Spork, a founding member of the LPGA, who died in 2022 at age 94, noted that she played in the PGA TOUR’s 1952 Northern California-Reno Open, earning a sponsor exemption and shooting symmetrical rounds of 77-80-77-80 at Washoe Golf Course, a tournament that had no cut. Spork finished 105th, well back of winner Dutch Harrison.

In 1945, Didrikson Zaharias again played in the Los Angeles Open, this time earning her way into the field by qualifying. She shot rounds of 76-81-79 to miss the 54-hole cut. A week later, though, she made history, becoming the first woman to play all 72 holes of a tournament when she fired scores of 77-72-75-80 to finish 33rd at the Phoenix Open. Earlier in the week, during the tournament’s pro-am, she set the Phoenix Country Club scoring record for women by posting a 4-under 68. A week after Phoenix, Didrikson Zaharias again made the cut, finishing 42nd at the Tucson Open. Her final PGA TOUR appearance came at the 1946 Los Angeles Open, 10 years before her untimely death of cancer at age 45.

After Spork’s lone PGA TOUR start, it took 51 years until Sorenstam became the third woman to play in an official tournament. Her celebrated appearance in 2003 at Colonial Country Club in Fort Worth, Texas, preceded Whaley’s appearance in Hartford two months later. Whaley, a club professional who briefly played on the LPGA and became the first woman president of the PGA of America in 2018, won the 2002 Connecticut PGA Section Championship to earn her spot in the Greater Hartford Open, now known as the Travelers Championship. Both Sorenstam and Whaley missed the cut.

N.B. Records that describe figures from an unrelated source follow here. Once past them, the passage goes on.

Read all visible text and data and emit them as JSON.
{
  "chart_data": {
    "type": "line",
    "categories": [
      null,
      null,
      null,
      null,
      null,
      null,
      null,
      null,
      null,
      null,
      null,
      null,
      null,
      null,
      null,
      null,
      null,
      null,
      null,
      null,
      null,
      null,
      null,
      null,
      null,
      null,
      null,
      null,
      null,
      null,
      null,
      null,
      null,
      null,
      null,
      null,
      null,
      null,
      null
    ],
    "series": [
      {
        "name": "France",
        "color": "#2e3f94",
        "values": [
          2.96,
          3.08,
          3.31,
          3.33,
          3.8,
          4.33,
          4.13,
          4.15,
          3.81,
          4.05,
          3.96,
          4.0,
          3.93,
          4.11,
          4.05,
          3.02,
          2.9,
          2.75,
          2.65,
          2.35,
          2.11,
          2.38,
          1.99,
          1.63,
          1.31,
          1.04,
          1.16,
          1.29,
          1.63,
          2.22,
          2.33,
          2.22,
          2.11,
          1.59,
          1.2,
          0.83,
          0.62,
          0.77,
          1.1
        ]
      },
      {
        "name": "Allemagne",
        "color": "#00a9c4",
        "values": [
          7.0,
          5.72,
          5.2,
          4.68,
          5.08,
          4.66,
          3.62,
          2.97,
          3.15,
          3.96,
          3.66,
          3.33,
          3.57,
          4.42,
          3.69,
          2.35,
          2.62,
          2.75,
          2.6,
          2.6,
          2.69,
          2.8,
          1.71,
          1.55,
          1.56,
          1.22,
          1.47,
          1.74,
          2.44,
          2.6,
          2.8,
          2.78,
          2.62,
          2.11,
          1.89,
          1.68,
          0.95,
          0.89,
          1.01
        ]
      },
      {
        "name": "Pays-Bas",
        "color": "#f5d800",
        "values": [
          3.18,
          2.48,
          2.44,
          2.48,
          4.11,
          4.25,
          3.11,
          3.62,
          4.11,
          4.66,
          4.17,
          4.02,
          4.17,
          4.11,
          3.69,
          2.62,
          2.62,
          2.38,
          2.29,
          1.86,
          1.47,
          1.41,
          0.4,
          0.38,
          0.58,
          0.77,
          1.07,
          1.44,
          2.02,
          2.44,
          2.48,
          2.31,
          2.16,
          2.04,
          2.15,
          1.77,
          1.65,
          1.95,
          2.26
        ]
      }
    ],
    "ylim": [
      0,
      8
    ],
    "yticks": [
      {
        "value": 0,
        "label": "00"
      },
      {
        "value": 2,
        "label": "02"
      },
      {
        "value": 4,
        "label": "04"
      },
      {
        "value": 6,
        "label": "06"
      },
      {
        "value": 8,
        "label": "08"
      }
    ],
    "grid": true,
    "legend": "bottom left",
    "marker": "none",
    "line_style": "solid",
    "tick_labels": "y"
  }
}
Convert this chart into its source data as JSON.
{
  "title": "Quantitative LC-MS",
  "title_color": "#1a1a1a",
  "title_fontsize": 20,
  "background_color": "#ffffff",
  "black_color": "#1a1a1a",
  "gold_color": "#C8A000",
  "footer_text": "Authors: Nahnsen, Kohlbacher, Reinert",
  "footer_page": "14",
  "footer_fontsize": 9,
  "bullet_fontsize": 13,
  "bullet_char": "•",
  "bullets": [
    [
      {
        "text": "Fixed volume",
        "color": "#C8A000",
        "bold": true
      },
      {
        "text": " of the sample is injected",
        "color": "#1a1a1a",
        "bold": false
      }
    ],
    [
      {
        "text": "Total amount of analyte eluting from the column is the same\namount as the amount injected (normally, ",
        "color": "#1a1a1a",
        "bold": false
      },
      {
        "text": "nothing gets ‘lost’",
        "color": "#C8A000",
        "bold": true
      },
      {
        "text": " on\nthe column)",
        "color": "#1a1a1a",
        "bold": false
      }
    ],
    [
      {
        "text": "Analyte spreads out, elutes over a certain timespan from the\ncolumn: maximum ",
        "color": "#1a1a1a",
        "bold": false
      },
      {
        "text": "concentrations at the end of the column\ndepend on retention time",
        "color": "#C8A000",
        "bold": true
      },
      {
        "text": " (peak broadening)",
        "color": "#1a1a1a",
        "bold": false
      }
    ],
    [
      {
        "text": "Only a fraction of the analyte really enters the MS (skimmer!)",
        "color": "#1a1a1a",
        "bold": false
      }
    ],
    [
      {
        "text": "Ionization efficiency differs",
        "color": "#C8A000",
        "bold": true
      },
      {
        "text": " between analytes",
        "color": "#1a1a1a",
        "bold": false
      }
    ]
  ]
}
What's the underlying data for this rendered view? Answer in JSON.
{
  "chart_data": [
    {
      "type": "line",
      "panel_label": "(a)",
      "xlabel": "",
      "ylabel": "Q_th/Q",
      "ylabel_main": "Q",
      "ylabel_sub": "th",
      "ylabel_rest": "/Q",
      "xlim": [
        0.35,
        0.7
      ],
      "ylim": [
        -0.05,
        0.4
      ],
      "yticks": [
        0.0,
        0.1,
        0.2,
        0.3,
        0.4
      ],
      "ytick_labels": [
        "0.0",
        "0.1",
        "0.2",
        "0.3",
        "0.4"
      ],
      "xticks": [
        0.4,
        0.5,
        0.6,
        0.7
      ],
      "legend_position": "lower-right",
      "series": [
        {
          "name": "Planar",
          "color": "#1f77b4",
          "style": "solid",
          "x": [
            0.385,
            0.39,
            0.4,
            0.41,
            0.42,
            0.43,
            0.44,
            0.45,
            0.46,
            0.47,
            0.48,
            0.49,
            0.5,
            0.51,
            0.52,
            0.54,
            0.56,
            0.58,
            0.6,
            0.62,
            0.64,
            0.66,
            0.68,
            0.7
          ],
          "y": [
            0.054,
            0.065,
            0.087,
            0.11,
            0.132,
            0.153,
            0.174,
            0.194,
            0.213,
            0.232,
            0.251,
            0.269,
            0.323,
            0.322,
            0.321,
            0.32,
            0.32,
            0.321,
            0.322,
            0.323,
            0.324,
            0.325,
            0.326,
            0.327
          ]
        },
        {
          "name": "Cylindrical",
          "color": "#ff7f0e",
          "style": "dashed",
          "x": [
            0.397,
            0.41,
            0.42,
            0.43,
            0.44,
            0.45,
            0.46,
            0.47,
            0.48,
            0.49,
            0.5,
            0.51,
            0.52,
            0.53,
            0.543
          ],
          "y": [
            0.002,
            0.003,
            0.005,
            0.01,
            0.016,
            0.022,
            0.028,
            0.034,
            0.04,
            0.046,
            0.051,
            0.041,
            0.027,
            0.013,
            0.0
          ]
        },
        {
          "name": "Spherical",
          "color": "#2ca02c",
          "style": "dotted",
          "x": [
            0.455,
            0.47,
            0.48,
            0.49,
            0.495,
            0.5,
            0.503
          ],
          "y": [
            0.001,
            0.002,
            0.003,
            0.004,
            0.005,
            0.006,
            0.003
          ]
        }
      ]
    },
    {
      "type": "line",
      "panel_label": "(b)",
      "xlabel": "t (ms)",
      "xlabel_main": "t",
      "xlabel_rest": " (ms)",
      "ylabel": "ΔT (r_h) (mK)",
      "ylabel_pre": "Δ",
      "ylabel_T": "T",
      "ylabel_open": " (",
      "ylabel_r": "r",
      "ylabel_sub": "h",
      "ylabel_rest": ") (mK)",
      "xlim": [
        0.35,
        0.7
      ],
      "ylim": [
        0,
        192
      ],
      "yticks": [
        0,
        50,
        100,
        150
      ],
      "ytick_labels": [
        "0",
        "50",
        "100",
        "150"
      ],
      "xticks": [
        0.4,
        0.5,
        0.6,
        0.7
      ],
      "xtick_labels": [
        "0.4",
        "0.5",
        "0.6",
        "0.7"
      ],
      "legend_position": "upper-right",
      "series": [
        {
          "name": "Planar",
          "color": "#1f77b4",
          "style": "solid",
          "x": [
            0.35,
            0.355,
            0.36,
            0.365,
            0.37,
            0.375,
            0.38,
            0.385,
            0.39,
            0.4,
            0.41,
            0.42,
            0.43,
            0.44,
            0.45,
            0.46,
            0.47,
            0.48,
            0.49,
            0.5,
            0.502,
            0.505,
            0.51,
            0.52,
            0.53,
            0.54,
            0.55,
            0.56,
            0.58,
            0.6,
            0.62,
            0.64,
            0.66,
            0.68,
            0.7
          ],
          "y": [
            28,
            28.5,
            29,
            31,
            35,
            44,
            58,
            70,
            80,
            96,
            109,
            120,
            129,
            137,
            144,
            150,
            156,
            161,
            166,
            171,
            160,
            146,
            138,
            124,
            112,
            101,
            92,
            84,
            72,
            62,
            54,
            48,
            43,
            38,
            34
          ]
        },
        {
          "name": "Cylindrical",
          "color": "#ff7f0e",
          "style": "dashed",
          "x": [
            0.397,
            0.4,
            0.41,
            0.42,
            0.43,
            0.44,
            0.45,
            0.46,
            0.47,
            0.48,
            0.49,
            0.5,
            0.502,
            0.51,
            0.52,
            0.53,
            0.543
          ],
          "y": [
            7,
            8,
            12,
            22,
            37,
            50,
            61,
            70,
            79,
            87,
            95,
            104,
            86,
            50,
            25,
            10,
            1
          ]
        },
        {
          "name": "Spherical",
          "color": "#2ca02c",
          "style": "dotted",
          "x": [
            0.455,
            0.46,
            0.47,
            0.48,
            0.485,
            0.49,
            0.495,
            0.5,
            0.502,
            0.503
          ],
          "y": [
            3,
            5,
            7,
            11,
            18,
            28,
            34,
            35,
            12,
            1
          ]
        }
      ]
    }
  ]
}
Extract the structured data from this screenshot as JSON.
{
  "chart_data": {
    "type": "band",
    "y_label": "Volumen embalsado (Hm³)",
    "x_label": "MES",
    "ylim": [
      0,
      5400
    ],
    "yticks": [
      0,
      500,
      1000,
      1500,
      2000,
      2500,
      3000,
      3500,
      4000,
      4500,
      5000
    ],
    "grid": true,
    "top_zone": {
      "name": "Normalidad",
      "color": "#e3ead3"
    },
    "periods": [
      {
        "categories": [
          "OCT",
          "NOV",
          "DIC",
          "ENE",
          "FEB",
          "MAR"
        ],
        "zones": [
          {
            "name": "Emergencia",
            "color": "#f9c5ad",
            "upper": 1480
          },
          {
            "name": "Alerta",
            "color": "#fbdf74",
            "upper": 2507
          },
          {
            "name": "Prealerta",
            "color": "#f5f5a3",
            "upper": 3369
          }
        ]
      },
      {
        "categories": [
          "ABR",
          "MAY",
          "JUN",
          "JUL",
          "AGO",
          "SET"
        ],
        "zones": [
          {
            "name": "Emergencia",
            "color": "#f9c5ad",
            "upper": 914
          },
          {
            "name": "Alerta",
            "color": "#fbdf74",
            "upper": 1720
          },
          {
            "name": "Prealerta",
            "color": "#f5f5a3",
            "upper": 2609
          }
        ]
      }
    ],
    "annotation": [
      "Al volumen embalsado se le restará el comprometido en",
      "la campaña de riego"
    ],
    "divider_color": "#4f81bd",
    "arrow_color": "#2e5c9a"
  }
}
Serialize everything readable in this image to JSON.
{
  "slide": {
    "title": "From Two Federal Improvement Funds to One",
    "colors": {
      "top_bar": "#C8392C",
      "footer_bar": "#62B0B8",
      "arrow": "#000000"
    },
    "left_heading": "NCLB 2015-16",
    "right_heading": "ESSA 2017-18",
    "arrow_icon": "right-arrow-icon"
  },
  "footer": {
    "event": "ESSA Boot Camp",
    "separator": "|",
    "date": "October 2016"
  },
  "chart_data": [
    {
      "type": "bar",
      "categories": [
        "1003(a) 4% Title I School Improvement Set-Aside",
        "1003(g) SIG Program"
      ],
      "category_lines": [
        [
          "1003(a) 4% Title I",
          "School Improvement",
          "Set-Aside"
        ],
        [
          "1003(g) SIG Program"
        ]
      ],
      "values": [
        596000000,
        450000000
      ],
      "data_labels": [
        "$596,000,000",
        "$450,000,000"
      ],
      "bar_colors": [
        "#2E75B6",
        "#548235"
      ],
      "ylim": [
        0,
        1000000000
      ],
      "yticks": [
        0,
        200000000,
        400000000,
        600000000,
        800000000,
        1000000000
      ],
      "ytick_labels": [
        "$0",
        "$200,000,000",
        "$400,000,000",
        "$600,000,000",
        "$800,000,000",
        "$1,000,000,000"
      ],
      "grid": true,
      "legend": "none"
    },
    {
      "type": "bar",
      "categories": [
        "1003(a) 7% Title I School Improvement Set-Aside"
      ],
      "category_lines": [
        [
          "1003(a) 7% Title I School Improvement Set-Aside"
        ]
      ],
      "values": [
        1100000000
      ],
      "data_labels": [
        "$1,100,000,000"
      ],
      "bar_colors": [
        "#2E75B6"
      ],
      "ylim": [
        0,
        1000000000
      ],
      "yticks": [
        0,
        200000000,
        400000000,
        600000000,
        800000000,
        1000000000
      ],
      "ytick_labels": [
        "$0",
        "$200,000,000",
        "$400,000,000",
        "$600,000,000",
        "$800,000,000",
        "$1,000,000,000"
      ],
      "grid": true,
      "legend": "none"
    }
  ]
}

The last player to compete in a PGA TOUR tournament was Lincicome, at the 2018 Barbasol Championship. Playing as a sponsor exemption, she missed the cut in Nicholasville, Kentucky, but not before shooting a second-round, 1-under 71, making her only the second woman – along with Wie West – to break par in a tournament. Wie West did it three different times.